Entnahmen / 2.1.2 Wirtschaftsgüter des Betriebsvermögens

Gegenstand einer Entnahme können alle Wirtschaftsgüter sein, die zum notwendigen oder gewillkürten Betriebsvermögen gehören, sowie Nutzungen und Leistungen. Gegenstand von Sachentnahmen können Wirtschaftsgüter des Anlagevermögens (Grundstücke, Kraftfahrzeuge) sowie des Umlaufvermögens sein. Der steuerrechtliche Begriff des Wirtschaftsguts ist weit zu fassen. Er umfasst zum einen alle Gegenstände i. S. d. § 90 BGB (Sachen und Rechte), darüber hinaus aber auch sonstige Vorteile. Die unentgeltliche Abgabe von Wärme aus einer Biogasanlage ist steuerlich als Entnahme zu erfassen, die mit dem Teilwert zu bewerten ist[1]
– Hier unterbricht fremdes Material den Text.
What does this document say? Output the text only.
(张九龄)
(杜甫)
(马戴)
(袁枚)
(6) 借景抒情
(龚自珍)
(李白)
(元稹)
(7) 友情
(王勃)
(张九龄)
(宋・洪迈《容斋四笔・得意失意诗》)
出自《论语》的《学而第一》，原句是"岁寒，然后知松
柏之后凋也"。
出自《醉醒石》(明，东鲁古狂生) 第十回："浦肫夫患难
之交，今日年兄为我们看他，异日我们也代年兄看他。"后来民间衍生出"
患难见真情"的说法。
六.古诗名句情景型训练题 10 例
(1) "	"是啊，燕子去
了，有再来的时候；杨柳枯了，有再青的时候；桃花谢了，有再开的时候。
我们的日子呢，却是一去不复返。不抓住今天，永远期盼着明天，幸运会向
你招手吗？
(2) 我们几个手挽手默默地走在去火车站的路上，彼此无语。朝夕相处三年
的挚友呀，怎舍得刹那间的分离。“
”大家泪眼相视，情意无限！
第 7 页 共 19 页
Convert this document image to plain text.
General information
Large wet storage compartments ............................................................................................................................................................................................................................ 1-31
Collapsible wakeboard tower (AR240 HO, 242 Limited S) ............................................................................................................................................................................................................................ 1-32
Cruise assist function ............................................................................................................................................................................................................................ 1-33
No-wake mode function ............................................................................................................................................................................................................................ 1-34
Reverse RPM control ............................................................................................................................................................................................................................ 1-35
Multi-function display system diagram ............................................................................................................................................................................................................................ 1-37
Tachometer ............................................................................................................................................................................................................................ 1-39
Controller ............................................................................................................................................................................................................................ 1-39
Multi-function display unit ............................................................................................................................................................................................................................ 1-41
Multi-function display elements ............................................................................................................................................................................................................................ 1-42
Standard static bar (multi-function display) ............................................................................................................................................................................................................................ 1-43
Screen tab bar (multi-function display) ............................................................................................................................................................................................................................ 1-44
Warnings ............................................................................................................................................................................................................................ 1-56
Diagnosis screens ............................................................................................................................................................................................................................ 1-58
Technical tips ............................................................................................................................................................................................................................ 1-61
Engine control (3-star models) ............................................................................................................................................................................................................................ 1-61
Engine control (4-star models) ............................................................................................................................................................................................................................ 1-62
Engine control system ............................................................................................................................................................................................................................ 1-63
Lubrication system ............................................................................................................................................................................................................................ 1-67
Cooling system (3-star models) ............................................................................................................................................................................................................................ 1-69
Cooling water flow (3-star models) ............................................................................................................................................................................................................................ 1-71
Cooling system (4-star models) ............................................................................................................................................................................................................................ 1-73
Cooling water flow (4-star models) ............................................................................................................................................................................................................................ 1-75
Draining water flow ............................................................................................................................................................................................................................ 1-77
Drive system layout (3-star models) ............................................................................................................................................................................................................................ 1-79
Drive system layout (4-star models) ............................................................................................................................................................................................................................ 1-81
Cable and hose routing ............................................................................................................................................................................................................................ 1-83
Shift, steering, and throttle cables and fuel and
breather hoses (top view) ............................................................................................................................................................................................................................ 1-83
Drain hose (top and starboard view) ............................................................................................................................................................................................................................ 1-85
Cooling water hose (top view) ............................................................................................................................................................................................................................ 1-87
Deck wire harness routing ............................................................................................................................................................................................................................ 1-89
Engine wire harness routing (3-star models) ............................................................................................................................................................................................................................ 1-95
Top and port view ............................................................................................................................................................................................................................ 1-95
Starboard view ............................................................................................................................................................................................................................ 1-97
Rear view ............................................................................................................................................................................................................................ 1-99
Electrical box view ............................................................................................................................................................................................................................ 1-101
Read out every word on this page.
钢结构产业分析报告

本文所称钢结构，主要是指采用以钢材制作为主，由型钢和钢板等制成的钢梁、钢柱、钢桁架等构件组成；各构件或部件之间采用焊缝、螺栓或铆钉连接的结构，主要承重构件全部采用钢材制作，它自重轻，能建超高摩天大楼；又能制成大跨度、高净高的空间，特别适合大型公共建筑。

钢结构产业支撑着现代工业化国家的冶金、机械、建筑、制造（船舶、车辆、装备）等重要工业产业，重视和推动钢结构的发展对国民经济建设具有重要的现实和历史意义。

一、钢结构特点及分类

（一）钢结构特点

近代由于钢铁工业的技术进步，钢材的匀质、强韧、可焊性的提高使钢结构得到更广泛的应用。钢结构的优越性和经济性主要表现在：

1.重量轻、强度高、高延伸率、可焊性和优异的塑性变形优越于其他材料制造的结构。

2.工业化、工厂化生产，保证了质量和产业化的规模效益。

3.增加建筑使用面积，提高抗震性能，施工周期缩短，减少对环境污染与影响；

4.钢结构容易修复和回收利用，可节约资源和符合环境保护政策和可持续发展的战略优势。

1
Selbst immaterielle Wirtschaftsgüter, die nach § 5 Abs. 2 EStG in der Bilanz nicht ausgewiesen werden dürfen, wie z. B. selbst geschaffene Patente, sind entnahmefähig.[2]

Die von einem Leasinggeber dem Leasingnehmer eingeräumte Möglichkeit, den Leasing-Pkw bei Vertragsablauf zu einem weit unter dem Verkehrswert liegenden Preis entweder selbst anzukaufen oder einen Dritten als Käufer zu benennen, stellt ein entnahmefähiges betriebliches Wirtschaftsgut dar, wenn die Leasingraten zuvor als Betriebsausgaben abgezogen worden sind. Wird eine derartige Option aus dem Betriebsvermögen entnommen, indem z. B. dem Ehegatten deren Ausübung ermöglicht wird, ist die Entnahme dieses nicht aktivierungsfähigen immateriellen Wirtschaftsguts gem. § 6 Abs. 1 Nr. 4 Satz 1 EStG und der gesetzlichen Systematik mit dem Teilwert zu bewerten.[3]

 
Achtung

Keine Entnahme von Wirtschaftsgütern des notwendigen Betriebsvermögens

Entnommen werden können nur Wirtschaftsgüter, die entnahmefähig sind. Nicht entnahmefähig ist ein Wirtschaftsgut des notwendigen Betriebsvermögens bzw. Sonderbetriebsvermögens, solange die Eigenschaft als notwendiges Sonderbetriebsvermögen fortbesteht. Ihre Ausbuchung ändert nichts an der weiterhin bestehenden Eigenschaft als Betriebsvermögen.[4]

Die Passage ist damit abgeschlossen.